Thursday, September 4, 2014

Construction and Deconstruction

I am struck by the ability to construct and deconstruct that stems from the use of writing as technology. As I read over our blogs for this week, two of them resonated with me because of their explanation of the role of writing in such different capacities.

Blogger Chris Davis shows in his blogpost, "Cavemen Probably Didn't Have Newspapers," Marshall McLuhan's argument "that written language was the primary catalyst for the development of civilization and advanced social structure in human beings" (Davis" is supported by the development of recorded information and tradable data that gave way to economies that would support an advanced civilization and structure like we have today. 

However, blogger Gabriel Vega points out the power of writing as technology in his blogpost "Reading Response 1: Writing as Technology." He uses the revolt in Egypt during 2011 as an example of how writing, as both technology and skill, can be a part of a revolution in which "Egyptian citizens marched the streets, held events, though not devoid of violence, and they occupied major government infrastructures as well as city squares" (Vega). Technology and writing were joined together across the globe to give a voice to these citizens as they tore down the pre-existing structure. 
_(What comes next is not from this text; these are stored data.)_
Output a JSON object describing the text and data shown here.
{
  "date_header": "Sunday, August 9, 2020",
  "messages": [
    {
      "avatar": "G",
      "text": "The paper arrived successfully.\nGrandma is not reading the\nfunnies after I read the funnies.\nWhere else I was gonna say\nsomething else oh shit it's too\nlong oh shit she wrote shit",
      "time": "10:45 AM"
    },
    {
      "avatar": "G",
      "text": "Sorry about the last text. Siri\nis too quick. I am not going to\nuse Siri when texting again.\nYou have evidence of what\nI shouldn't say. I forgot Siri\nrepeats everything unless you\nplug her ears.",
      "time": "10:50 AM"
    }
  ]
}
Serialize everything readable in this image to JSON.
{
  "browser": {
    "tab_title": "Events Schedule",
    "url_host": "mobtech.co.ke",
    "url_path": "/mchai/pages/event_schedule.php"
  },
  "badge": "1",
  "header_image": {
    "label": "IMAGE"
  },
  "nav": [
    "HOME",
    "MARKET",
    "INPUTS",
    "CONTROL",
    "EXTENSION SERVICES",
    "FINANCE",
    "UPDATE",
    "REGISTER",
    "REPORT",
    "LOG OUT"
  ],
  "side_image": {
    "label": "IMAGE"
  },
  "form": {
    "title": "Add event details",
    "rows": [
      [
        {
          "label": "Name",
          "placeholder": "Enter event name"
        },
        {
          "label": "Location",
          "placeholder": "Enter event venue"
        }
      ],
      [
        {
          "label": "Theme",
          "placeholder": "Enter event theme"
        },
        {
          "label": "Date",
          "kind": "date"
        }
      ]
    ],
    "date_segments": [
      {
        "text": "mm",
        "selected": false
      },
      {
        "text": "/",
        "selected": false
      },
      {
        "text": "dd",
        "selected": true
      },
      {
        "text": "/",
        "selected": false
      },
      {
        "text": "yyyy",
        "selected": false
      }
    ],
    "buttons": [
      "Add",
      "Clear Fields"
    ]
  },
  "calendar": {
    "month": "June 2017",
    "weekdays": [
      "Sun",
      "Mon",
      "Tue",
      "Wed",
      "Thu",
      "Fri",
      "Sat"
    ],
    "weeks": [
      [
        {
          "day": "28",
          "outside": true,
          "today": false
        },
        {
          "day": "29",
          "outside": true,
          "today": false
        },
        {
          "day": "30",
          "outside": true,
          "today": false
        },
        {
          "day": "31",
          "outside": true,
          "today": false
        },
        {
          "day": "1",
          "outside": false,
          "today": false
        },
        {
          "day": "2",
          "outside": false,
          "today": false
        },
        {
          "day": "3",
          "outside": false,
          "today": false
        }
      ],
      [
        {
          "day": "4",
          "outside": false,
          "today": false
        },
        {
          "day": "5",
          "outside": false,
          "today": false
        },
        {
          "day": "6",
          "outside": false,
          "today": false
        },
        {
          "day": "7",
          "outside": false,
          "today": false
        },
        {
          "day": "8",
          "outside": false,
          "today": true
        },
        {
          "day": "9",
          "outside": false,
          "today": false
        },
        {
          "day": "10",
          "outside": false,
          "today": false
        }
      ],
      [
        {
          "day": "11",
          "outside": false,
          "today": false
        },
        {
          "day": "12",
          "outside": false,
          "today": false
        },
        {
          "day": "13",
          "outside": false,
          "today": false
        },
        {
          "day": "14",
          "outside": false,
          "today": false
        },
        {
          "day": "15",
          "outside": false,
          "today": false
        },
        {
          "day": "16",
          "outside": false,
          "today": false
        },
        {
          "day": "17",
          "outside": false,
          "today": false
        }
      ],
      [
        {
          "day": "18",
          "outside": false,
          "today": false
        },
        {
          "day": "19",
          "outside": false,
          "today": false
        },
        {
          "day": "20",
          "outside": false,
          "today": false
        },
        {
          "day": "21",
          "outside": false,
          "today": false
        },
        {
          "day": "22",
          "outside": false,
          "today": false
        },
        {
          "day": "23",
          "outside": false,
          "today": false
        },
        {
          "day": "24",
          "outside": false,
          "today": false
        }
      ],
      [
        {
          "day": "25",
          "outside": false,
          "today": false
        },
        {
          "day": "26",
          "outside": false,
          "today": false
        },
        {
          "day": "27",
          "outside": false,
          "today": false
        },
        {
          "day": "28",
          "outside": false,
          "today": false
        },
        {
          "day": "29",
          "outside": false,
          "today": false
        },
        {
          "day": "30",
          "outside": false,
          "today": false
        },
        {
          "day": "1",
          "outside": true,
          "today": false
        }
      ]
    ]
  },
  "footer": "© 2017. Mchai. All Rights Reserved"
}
I think that when you combine these two ideas, that writing can be both a constructive and destructive technology within a society, it helps support that idea that digitization may be cyclical. 

Walter Ong explains in his article, "Digitization Ancient and Modern: Beginnings of Writings and Today's Computers," how the progression of writing occurred in the Sumerian, the Chinese, and the Mayan systems (4). The discovery of ancient Sumerian hand-made clay markers indicate a system that can be crudely related to digital binary, as they are both "numerically discrete units used to process data for reckoning purposes" (4).

We are seeing now, through historical evidence, that ideas we've incorporated into the twenty-first century technological world also appeared, at a rudimentary level, thousands of years ago through the Sumerians. Each of those systems (Sumerian, Chinese, and Mayan) used each subsequent writing progression to tear down the old structures and construct new technologies and innovations. However, I would raise this question: is the deconstruction always positive? Does it always lead to a better, more innovative outcome, or are there examples of damage?

Works Cited: 

davisc47 [Chris Davis]. "Reading Response One: Cavemen Probably Didn't Have Newspapers" Chris Davis Elite Blog. Web. 4 September 2014. 

digitizerhetoric [Gabriel Vega]. "Reading Response 1: Writing as Technology" Digitize Rhetoric. Web. 4 September 2014

Ong, Walter J. "Digitization Ancient and Modern: Beginnings of Writing and Today's Computers."  Communication Research Trends 18.2 (1998): 4-21.